Identity and Access Management (IAM) on AWS is a fundamental service that helps you securely manage access to AWS services and resources. It enables you to control who is authenticated (signed in) and authorized (has permissions) to use AWS resources. Here’s a breakdown of the core components and best practices:
🔑 Core Concepts of IAM
- Users
- Represents individual people or services.
- Associated with credentials (password, access keys).
- Should not be used for applications in production; use roles instead.
- Groups
- Collections of IAM users.
- You assign permissions to groups, and all users in the group inherit those permissions.
- Policies
- JSON documents that define permissions.
- Can be attached to users, groups, or roles.
- Types:
- Managed Policies (AWS-managed or customer-managed)
- Inline Policies (embedded directly into a single user, group, or role)
- Roles
- IAM identities that can be assumed by users, services, or applications.
- Ideal for granting temporary access.
- Common use cases:
- EC2 instances assuming roles
- Cross-account access
- Federation with external identity providers (SAML, OIDC)
- Identity Providers (IdPs)
- Allows federation with external identities like:
- Microsoft Active Directory
- Google Workspace
- Okta, Azure AD
- SAML 2.0 or OIDC-compatible IdPs
- Allows federation with external identities like:
- Temporary Security Credentials
- Provided via STS (Security Token Service)
- Enables short-lived access to AWS resources
🔐 Security Best Practices
- Use least privilege principle: Grant only the permissions needed.
- Enable MFA (Multi-Factor Authentication) for all users.
- Use roles for applications instead of hardcoding access keys.
- Rotate credentials regularly, especially access keys.
- Use IAM Access Analyzer to audit and validate permissions.
- Monitor with CloudTrail and AWS Config for changes in IAM.

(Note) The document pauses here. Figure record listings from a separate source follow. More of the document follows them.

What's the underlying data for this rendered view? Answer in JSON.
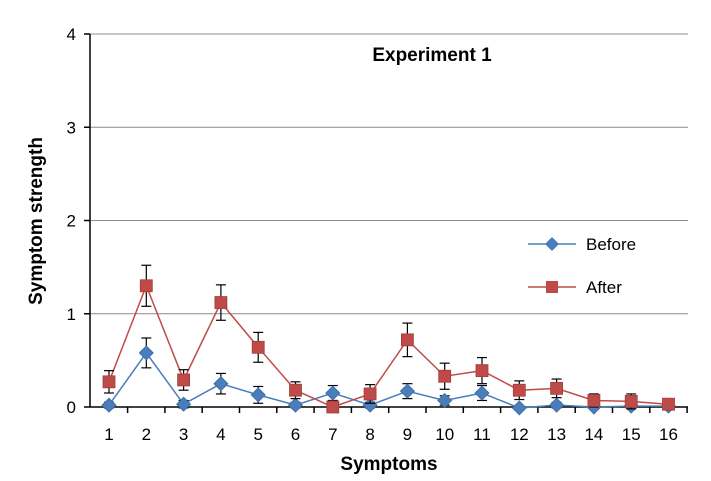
{
  "chart_data": {
    "type": "line",
    "title": "Experiment 1",
    "xlabel": "Symptoms",
    "ylabel": "Symptom strength",
    "categories": [
      "1",
      "2",
      "3",
      "4",
      "5",
      "6",
      "7",
      "8",
      "9",
      "10",
      "11",
      "12",
      "13",
      "14",
      "15",
      "16"
    ],
    "yticks": [
      "0",
      "1",
      "2",
      "3",
      "4"
    ],
    "ylim": [
      0,
      4
    ],
    "grid": true,
    "legend_position": "right",
    "series": [
      {
        "name": "Before",
        "color": "#4a7ebb",
        "marker": "diamond",
        "values": [
          0.02,
          0.58,
          0.03,
          0.25,
          0.13,
          0.02,
          0.15,
          0.02,
          0.17,
          0.07,
          0.15,
          -0.01,
          0.02,
          0.0,
          0.01,
          0.01
        ],
        "errors": [
          0.03,
          0.16,
          0.04,
          0.11,
          0.09,
          0.03,
          0.08,
          0.03,
          0.08,
          0.05,
          0.08,
          0.02,
          0.03,
          0.02,
          0.02,
          0.02
        ]
      },
      {
        "name": "After",
        "color": "#be4b48",
        "marker": "square",
        "values": [
          0.27,
          1.3,
          0.29,
          1.12,
          0.64,
          0.18,
          0.0,
          0.14,
          0.72,
          0.33,
          0.39,
          0.18,
          0.2,
          0.07,
          0.06,
          0.03
        ],
        "errors": [
          0.12,
          0.22,
          0.11,
          0.19,
          0.16,
          0.09,
          0.02,
          0.1,
          0.18,
          0.14,
          0.14,
          0.1,
          0.1,
          0.07,
          0.08,
          0.03
        ]
      }
    ]
  }
}
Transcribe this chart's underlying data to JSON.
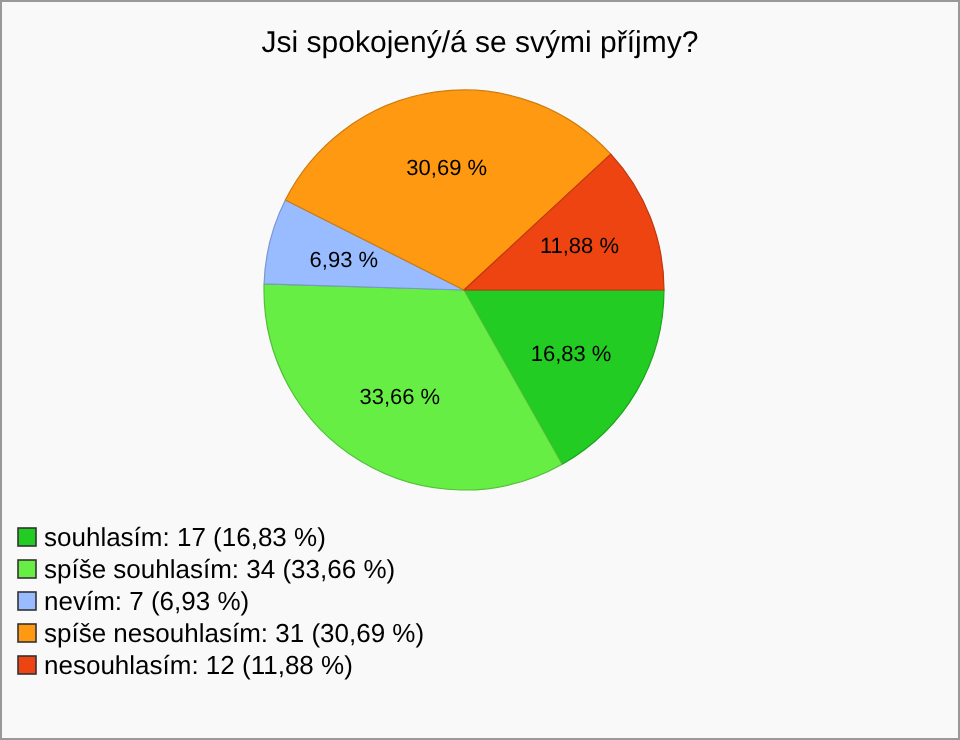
{
  "chart_data": {
    "type": "pie",
    "title": "Jsi spokojený/á se svými příjmy?",
    "categories": [
      "souhlasím: 17 (16,83 %)",
      "spíše souhlasím: 34 (33,66 %)",
      "nevím: 7 (6,93 %)",
      "spíše nesouhlasím: 31 (30,69 %)",
      "nesouhlasím: 12 (11,88 %)"
    ],
    "values": [
      16.83,
      33.66,
      6.93,
      30.69,
      11.88
    ],
    "value_labels": [
      "16,83 %",
      "33,66 %",
      "6,93 %",
      "30,69 %",
      "11,88 %"
    ],
    "colors": [
      "#22cc22",
      "#66ee44",
      "#99bbff",
      "#ff9911",
      "#ee4411"
    ],
    "legend": "bottom left"
  }
}
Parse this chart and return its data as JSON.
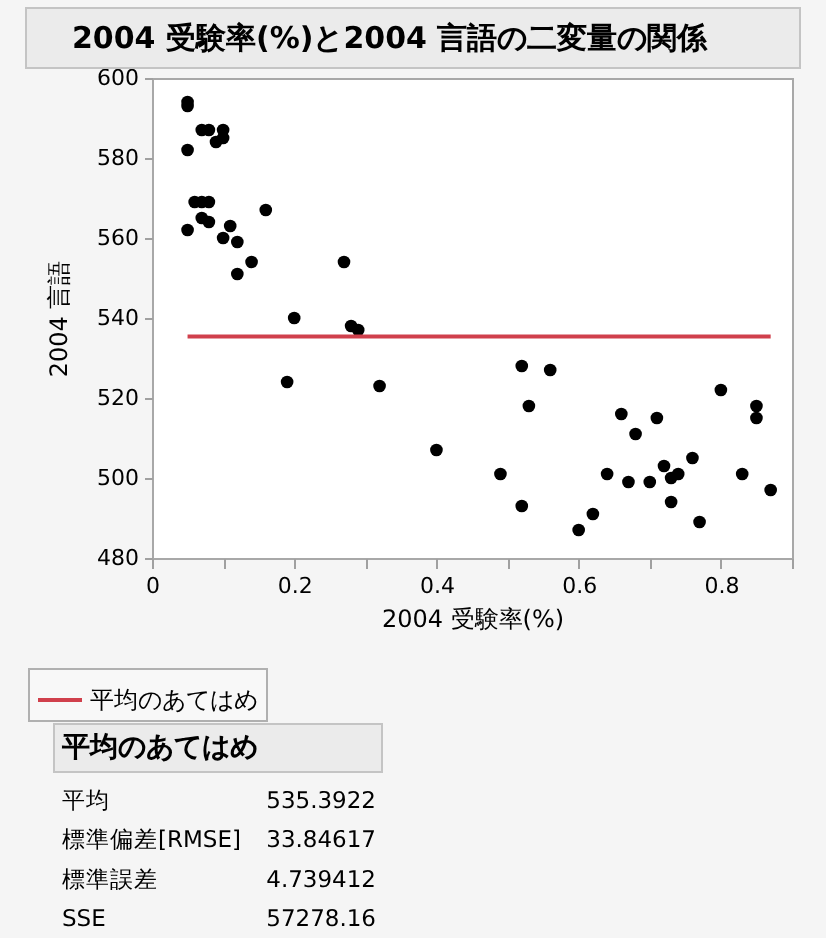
{
  "chart_data": {
    "type": "scatter",
    "title": "2004 受験率(%)と2004 言語の二変量の関係",
    "xlabel": "2004 受験率(%)",
    "ylabel": "2004 言語",
    "series": [
      {
        "color": "#000000",
        "marker": "circle",
        "x": [
          0.05,
          0.05,
          0.07,
          0.08,
          0.1,
          0.1,
          0.09,
          0.05,
          0.06,
          0.07,
          0.08,
          0.16,
          0.07,
          0.08,
          0.11,
          0.05,
          0.1,
          0.12,
          0.14,
          0.27,
          0.12,
          0.2,
          0.28,
          0.29,
          0.19,
          0.32,
          0.4,
          0.52,
          0.56,
          0.53,
          0.8,
          0.85,
          0.85,
          0.66,
          0.71,
          0.68,
          0.49,
          0.64,
          0.72,
          0.76,
          0.67,
          0.7,
          0.73,
          0.74,
          0.83,
          0.87,
          0.52,
          0.73,
          0.62,
          0.6,
          0.77
        ],
        "values": [
          594,
          593,
          587,
          587,
          587,
          585,
          584,
          582,
          569,
          569,
          569,
          567,
          565,
          564,
          563,
          562,
          560,
          559,
          554,
          554,
          551,
          540,
          538,
          537,
          524,
          523,
          507,
          528,
          527,
          518,
          522,
          518,
          515,
          516,
          515,
          511,
          501,
          501,
          503,
          505,
          499,
          499,
          500,
          501,
          501,
          497,
          493,
          494,
          491,
          487,
          489
        ]
      },
      {
        "type": "line",
        "name": "平均のあてはめ",
        "color": "#d0404c",
        "line_style": "solid",
        "x": [
          0.05,
          0.87
        ],
        "values": [
          535.3922,
          535.3922
        ]
      }
    ],
    "xlim": [
      0,
      0.9
    ],
    "xticks": [
      0,
      {
        "value": 0.1,
        "label": null
      },
      0.2,
      {
        "value": 0.3,
        "label": null
      },
      0.4,
      {
        "value": 0.5,
        "label": null
      },
      0.6,
      {
        "value": 0.7,
        "label": null
      },
      0.8,
      {
        "value": 0.9,
        "label": null
      }
    ],
    "ylim": [
      480,
      600
    ],
    "yticks": [
      480,
      500,
      520,
      540,
      560,
      580,
      600
    ],
    "grid": false,
    "legend": "bottom",
    "annotations": [
      "平均のあてはめ",
      "平均",
      "535.3922",
      "標準偏差[RMSE]",
      "33.84617",
      "標準誤差",
      "4.739412",
      "SSE",
      "57278.16"
    ]
  }
}
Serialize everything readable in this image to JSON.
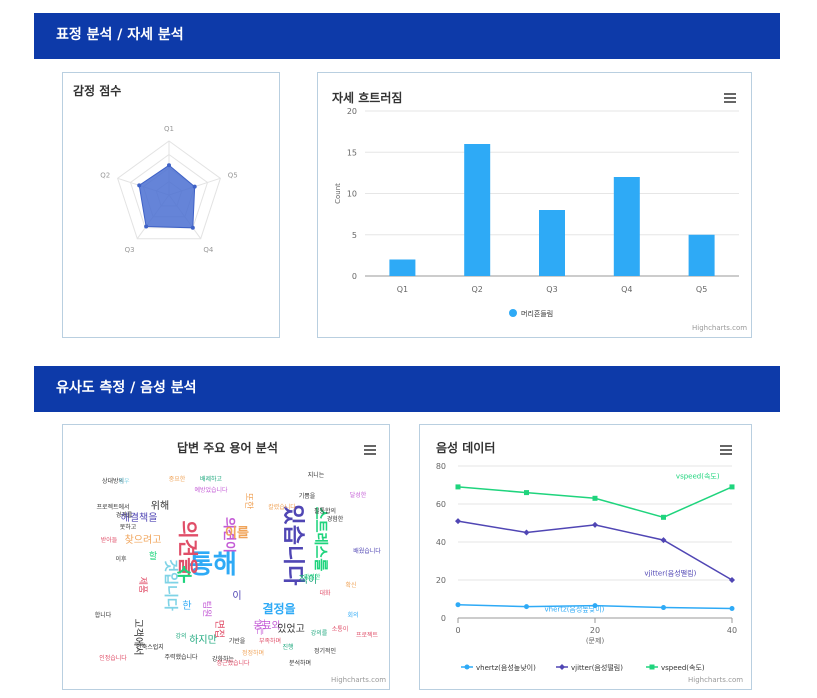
{
  "sections": {
    "expression": {
      "title": "표정 분석 / 자세 분석"
    },
    "similarity": {
      "title": "유사도 측정 / 음성 분석"
    }
  },
  "credit_text": "Highcharts.com",
  "colors": {
    "header_bg": "#0d3aa9",
    "radar_fill": "#4a6fd1",
    "bar": "#2eaaf6",
    "vhertz": "#2eaaf6",
    "vjitter": "#5046b4",
    "vspeed": "#1fd47d"
  },
  "emotion_panel": {
    "title": "감정 점수"
  },
  "posture_panel": {
    "title": "자세 흐트러짐"
  },
  "wordcloud_panel": {
    "title": "답변 주요 용어 분석"
  },
  "voice_panel": {
    "title": "음성 데이터"
  },
  "chart_data": [
    {
      "type": "radar",
      "categories": [
        "Q1",
        "Q5",
        "Q4",
        "Q3",
        "Q2"
      ],
      "values": [
        0.55,
        0.5,
        0.75,
        0.72,
        0.58
      ],
      "ylim": [
        0,
        1
      ],
      "grid": true
    },
    {
      "type": "bar",
      "categories": [
        "Q1",
        "Q2",
        "Q3",
        "Q4",
        "Q5"
      ],
      "series": [
        {
          "name": "머리흔들림",
          "values": [
            2,
            16,
            8,
            12,
            5
          ]
        }
      ],
      "ylabel": "Count",
      "ylim": [
        0,
        20
      ],
      "yticks": [
        0,
        5,
        10,
        15,
        20
      ],
      "legend": "bottom-center",
      "grid": true
    },
    {
      "type": "line",
      "x": [
        0,
        10,
        20,
        30,
        40
      ],
      "xticks": [
        0,
        20,
        40
      ],
      "xlabel": "(문제)",
      "ylim": [
        0,
        80
      ],
      "yticks": [
        0,
        20,
        40,
        60,
        80
      ],
      "series": [
        {
          "name": "vhertz(음성높낮이)",
          "values": [
            7,
            6,
            6.5,
            5.5,
            5
          ]
        },
        {
          "name": "vjitter(음성떨림)",
          "values": [
            51,
            45,
            49,
            41,
            20
          ]
        },
        {
          "name": "vspeed(속도)",
          "values": [
            69,
            66,
            63,
            53,
            69
          ]
        }
      ],
      "legend": "bottom-center",
      "grid": true
    }
  ],
  "wordcloud": [
    {
      "text": "통해",
      "color": "#2eaaf6",
      "size": 26,
      "rot": 0
    },
    {
      "text": "있습니다",
      "color": "#5046b4",
      "size": 22,
      "rot": 90
    },
    {
      "text": "의견을",
      "color": "#e04e68",
      "size": 20,
      "rot": 90
    },
    {
      "text": "스트레스를",
      "color": "#1fd47d",
      "size": 14,
      "rot": 90
    },
    {
      "text": "수",
      "color": "#1fd47d",
      "size": 18,
      "rot": 0
    },
    {
      "text": "의견이",
      "color": "#c45bd6",
      "size": 13,
      "rot": 90
    },
    {
      "text": "이를",
      "color": "#f0a45a",
      "size": 13,
      "rot": 0
    },
    {
      "text": "것입니다",
      "color": "#7fd3e6",
      "size": 14,
      "rot": 90
    },
    {
      "text": "결정을",
      "color": "#2eaaf6",
      "size": 12,
      "rot": 0
    },
    {
      "text": "해결책을",
      "color": "#5046b4",
      "size": 10,
      "rot": 0
    },
    {
      "text": "찾으려고",
      "color": "#f0a45a",
      "size": 10,
      "rot": 0
    },
    {
      "text": "적이",
      "color": "#1fa87e",
      "size": 10,
      "rot": 0
    },
    {
      "text": "고객에서",
      "color": "#333333",
      "size": 10,
      "rot": 90
    },
    {
      "text": "동료와",
      "color": "#c45bd6",
      "size": 10,
      "rot": 0
    },
    {
      "text": "있었고",
      "color": "#333333",
      "size": 10,
      "rot": 0
    },
    {
      "text": "하지만",
      "color": "#1fa87e",
      "size": 10,
      "rot": 0
    },
    {
      "text": "위해",
      "color": "#333333",
      "size": 10,
      "rot": 0
    },
    {
      "text": "한",
      "color": "#2eaaf6",
      "size": 10,
      "rot": 0
    },
    {
      "text": "이",
      "color": "#5046b4",
      "size": 10,
      "rot": 0
    },
    {
      "text": "면접",
      "color": "#e04e68",
      "size": 10,
      "rot": 90
    },
    {
      "text": "팀원",
      "color": "#c45bd6",
      "size": 9,
      "rot": 90
    },
    {
      "text": "저는",
      "color": "#c45bd6",
      "size": 9,
      "rot": 90
    },
    {
      "text": "또한",
      "color": "#f0a45a",
      "size": 9,
      "rot": 90
    },
    {
      "text": "할",
      "color": "#1fd47d",
      "size": 9,
      "rot": 0
    },
    {
      "text": "제품",
      "color": "#e04e68",
      "size": 9,
      "rot": 90
    },
    {
      "text": "상대방의",
      "color": "#333333",
      "size": 6,
      "rot": 0
    },
    {
      "text": "중요한",
      "color": "#f0a45a",
      "size": 6,
      "rot": 0
    },
    {
      "text": "배제하고",
      "color": "#1fa87e",
      "size": 6,
      "rot": 0
    },
    {
      "text": "지니는",
      "color": "#333333",
      "size": 6,
      "rot": 0
    },
    {
      "text": "프로젝트에서",
      "color": "#333333",
      "size": 6,
      "rot": 0
    },
    {
      "text": "예방었습니다",
      "color": "#c45bd6",
      "size": 6,
      "rot": 0
    },
    {
      "text": "경과를",
      "color": "#333333",
      "size": 6,
      "rot": 0
    },
    {
      "text": "못하고",
      "color": "#333333",
      "size": 6,
      "rot": 0
    },
    {
      "text": "받아들",
      "color": "#e04e68",
      "size": 6,
      "rot": 0
    },
    {
      "text": "이후",
      "color": "#333333",
      "size": 6,
      "rot": 0
    },
    {
      "text": "강의",
      "color": "#1fa87e",
      "size": 6,
      "rot": 0
    },
    {
      "text": "안축스럽지",
      "color": "#333333",
      "size": 6,
      "rot": 0
    },
    {
      "text": "주력했습니다",
      "color": "#333333",
      "size": 6,
      "rot": 0
    },
    {
      "text": "기반을",
      "color": "#333333",
      "size": 6,
      "rot": 0
    },
    {
      "text": "부족하며",
      "color": "#e04e68",
      "size": 6,
      "rot": 0
    },
    {
      "text": "강화하는",
      "color": "#333333",
      "size": 6,
      "rot": 0
    },
    {
      "text": "정정하며",
      "color": "#f0a45a",
      "size": 6,
      "rot": 0
    },
    {
      "text": "정근했습니다",
      "color": "#e04e68",
      "size": 6,
      "rot": 0
    },
    {
      "text": "분석하며",
      "color": "#333333",
      "size": 6,
      "rot": 0
    },
    {
      "text": "정기적인",
      "color": "#333333",
      "size": 6,
      "rot": 0
    },
    {
      "text": "진행",
      "color": "#1fa87e",
      "size": 6,
      "rot": 0
    },
    {
      "text": "합니다",
      "color": "#333333",
      "size": 6,
      "rot": 0
    },
    {
      "text": "인정습니다",
      "color": "#e04e68",
      "size": 6,
      "rot": 0
    },
    {
      "text": "필통합의",
      "color": "#333333",
      "size": 6,
      "rot": 0
    },
    {
      "text": "칼렸습니다",
      "color": "#f0a45a",
      "size": 6,
      "rot": 0
    },
    {
      "text": "경험한",
      "color": "#333333",
      "size": 6,
      "rot": 0
    },
    {
      "text": "강렬한",
      "color": "#1fd47d",
      "size": 6,
      "rot": 0
    },
    {
      "text": "대화",
      "color": "#e04e68",
      "size": 6,
      "rot": 0
    },
    {
      "text": "확신",
      "color": "#f0a45a",
      "size": 6,
      "rot": 0
    },
    {
      "text": "회의",
      "color": "#2eaaf6",
      "size": 6,
      "rot": 0
    },
    {
      "text": "강의를",
      "color": "#1fa87e",
      "size": 6,
      "rot": 0
    },
    {
      "text": "소통이",
      "color": "#e04e68",
      "size": 6,
      "rot": 0
    },
    {
      "text": "배웠습니다",
      "color": "#5046b4",
      "size": 6,
      "rot": 0
    },
    {
      "text": "달성한",
      "color": "#c45bd6",
      "size": 6,
      "rot": 0
    },
    {
      "text": "기쁨을",
      "color": "#333333",
      "size": 6,
      "rot": 0
    },
    {
      "text": "경우",
      "color": "#7fd3e6",
      "size": 6,
      "rot": 0
    },
    {
      "text": "프로젝트",
      "color": "#e04e68",
      "size": 6,
      "rot": 0
    }
  ]
}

- Avoid root account for daily tasks; use it only for initial setup and create IAM users or roles afterward.
⚙️ Advanced IAM Features
- Service Control Policies (SCPs): Part of AWS Organizations; restrict what actions accounts within an organization can perform.
- Permission Boundaries: Limit the maximum permissions an IAM user or role can have.
- IAM Conditions: Allow fine-grained access control (e.g., only from certain IPs, using MFA, or during a specific time).
- Attribute-Based Access Control (ABAC): Grant permissions based on tags.
🚀 Common Use Cases
- Assigning a role to an EC2 instance to access S3 without access keys.
- Using Cognito with IAM roles for federated mobile app authentication.
- Setting up cross-account access between dev and prod environments.
- Enforcing security policies across accounts with SCPs in Organizations.